France on the verge of passing new measures on go-back bonuses for material risk takers

France

With Brexit drawing closer, the PACTE bill currently discussed by the French Parliament contains several measures aiming at asserting Paris’ strength as a financial center of the EU.

Among those provisions, one introduces measures on traders’ variable compensation as per the 604/2014 Regulation of 4 March 2014 supplementing Directive 2013/36/EU of the European Parliament and of the Council with regard to regulatory technical standards with respect to qualitative and appropriate quantitative criteria to identify categories of staff whose professional activities have a material impact on an institution's risk profile:

  • the variable compensation owed to material risk takers in financial institutions may be reduced in whole or in part or be recovered whenever individuals disregarded regulations on risk taking laid down by the company, and in particular if they are liable for actions that caused substantial loss to the company or did not comply with their duties of professional care;
  • the reduced or recoverable part of such bonuses will be excluded from the calculation base of statutory severance pay and of damages for wrongful dismissal.

Specific legislation had to be taken in order to allow financial institutions to reduce or recover part of the variable compensation since French Labour Code prevents all kinds of financial sanctions.
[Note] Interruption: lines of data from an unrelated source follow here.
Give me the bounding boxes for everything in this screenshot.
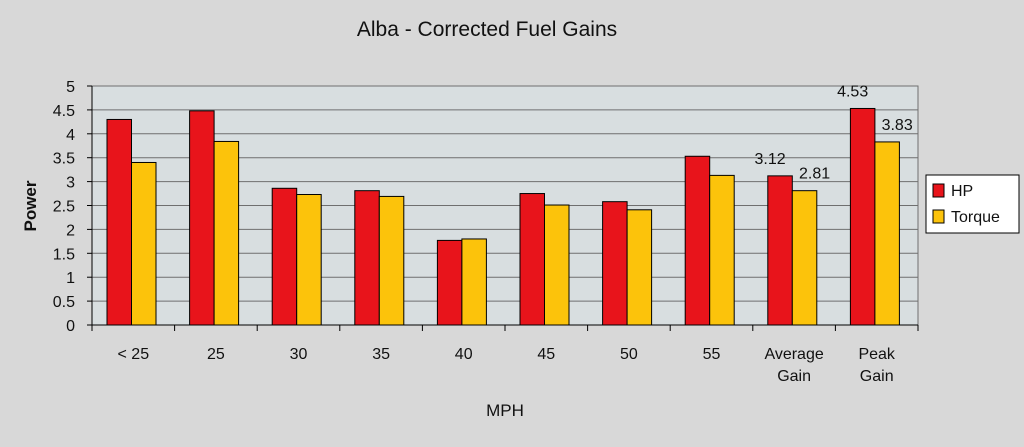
x-tick-label: 30 xyxy=(290,346,308,363)
bar-torque-8 xyxy=(791,190,818,326)
y-tick-label: 0.5 xyxy=(53,294,75,311)
bar-hp-7 xyxy=(684,155,711,326)
bar-torque-1 xyxy=(213,140,240,326)
y-tick-label: 0 xyxy=(66,318,75,335)
bar-torque-2 xyxy=(296,194,322,326)
y-tick-label: 5 xyxy=(66,79,75,96)
x-axis-label: MPH xyxy=(486,401,524,420)
x-tick-label: Average Gain xyxy=(764,346,823,385)
data-label-hp-9: 4.53 xyxy=(837,83,868,100)
bar-hp-5 xyxy=(519,193,545,326)
y-tick-label: 2.5 xyxy=(53,199,75,216)
legend-label-torque: Torque xyxy=(951,209,1000,226)
bar-torque-6 xyxy=(626,209,653,326)
y-tick-label: 4.5 xyxy=(53,103,75,120)
y-tick-label: 2 xyxy=(66,222,75,239)
y-axis-ticks: 0 0.5 1 1.5 2 2.5 3 3.5 4 4.5 5 xyxy=(53,79,93,335)
bar-hp-4 xyxy=(436,239,463,326)
legend-swatch-hp xyxy=(932,183,945,198)
bars xyxy=(106,107,900,326)
x-tick-label: 40 xyxy=(455,346,473,363)
bar-torque-7 xyxy=(709,174,735,326)
x-tick-label: 25 xyxy=(207,346,225,363)
x-tick-label: 50 xyxy=(620,346,638,363)
bar-torque-9 xyxy=(874,141,900,326)
y-tick-label: 3 xyxy=(66,175,75,192)
legend-swatch-torque xyxy=(932,209,945,224)
data-labels: 3.12 4.53 2.81 3.83 xyxy=(754,83,912,182)
bar-torque-5 xyxy=(544,204,570,326)
bar-hp-1 xyxy=(189,110,215,326)
y-tick-label: 1 xyxy=(66,270,75,287)
y-tick-label: 4 xyxy=(66,127,75,144)
bar-torque-0 xyxy=(131,161,157,326)
y-tick-label: 3.5 xyxy=(53,151,75,168)
x-tick-label: 45 xyxy=(537,346,555,363)
x-tick-label: < 25 xyxy=(118,346,150,363)
bar-hp-3 xyxy=(354,190,380,326)
x-tick-label: 35 xyxy=(372,346,390,363)
bar-hp-0 xyxy=(106,118,132,326)
bar-hp-6 xyxy=(602,201,628,326)
bar-torque-4 xyxy=(461,238,487,326)
legend-label-hp: HP xyxy=(951,183,973,200)
data-label-torque-8: 2.81 xyxy=(799,166,830,183)
x-tick-label: Peak Gain xyxy=(858,346,895,385)
bar-hp-8 xyxy=(767,175,793,326)
legend: HP Torque xyxy=(925,174,1020,234)
bar-hp-9 xyxy=(849,107,876,326)
x-tick-label: 55 xyxy=(703,346,721,363)
x-axis-ticks: < 25 25 30 35 40 45 50 55 Average Gain Peak Gain xyxy=(91,324,919,385)
y-axis-label: Power xyxy=(21,180,40,231)
y-tick-label: 1.5 xyxy=(53,246,75,263)
bar-hp-2 xyxy=(271,187,298,326)
data-label-torque-9: 3.83 xyxy=(882,117,913,134)
data-label-hp-8: 3.12 xyxy=(754,151,785,168)
chart-title: Alba - Corrected Fuel Gains xyxy=(357,18,617,41)
bar-torque-3 xyxy=(378,195,405,326)
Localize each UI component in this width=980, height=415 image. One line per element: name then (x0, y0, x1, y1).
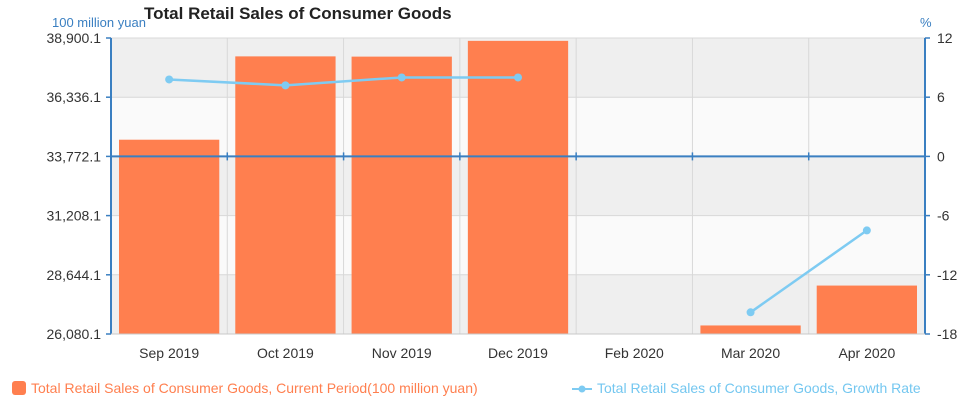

It has to be stressed that French Government tried to pass identical measures earlier in 2018. However, they were rejected by the French Constitutional Court for procedural reasons.

As to the content of these provisions, the opinion given by the French Council of State on 18 June 2018 states that they do not infringe the constitutional principle of equal treatment before the law.

If voted by Parliament, these measures could enter into force as early as the first quarter 2019.

Louis Paoli, Associate, and Caroline Froger-Michon, Partner, CMS Francis Lefebvre Avocats.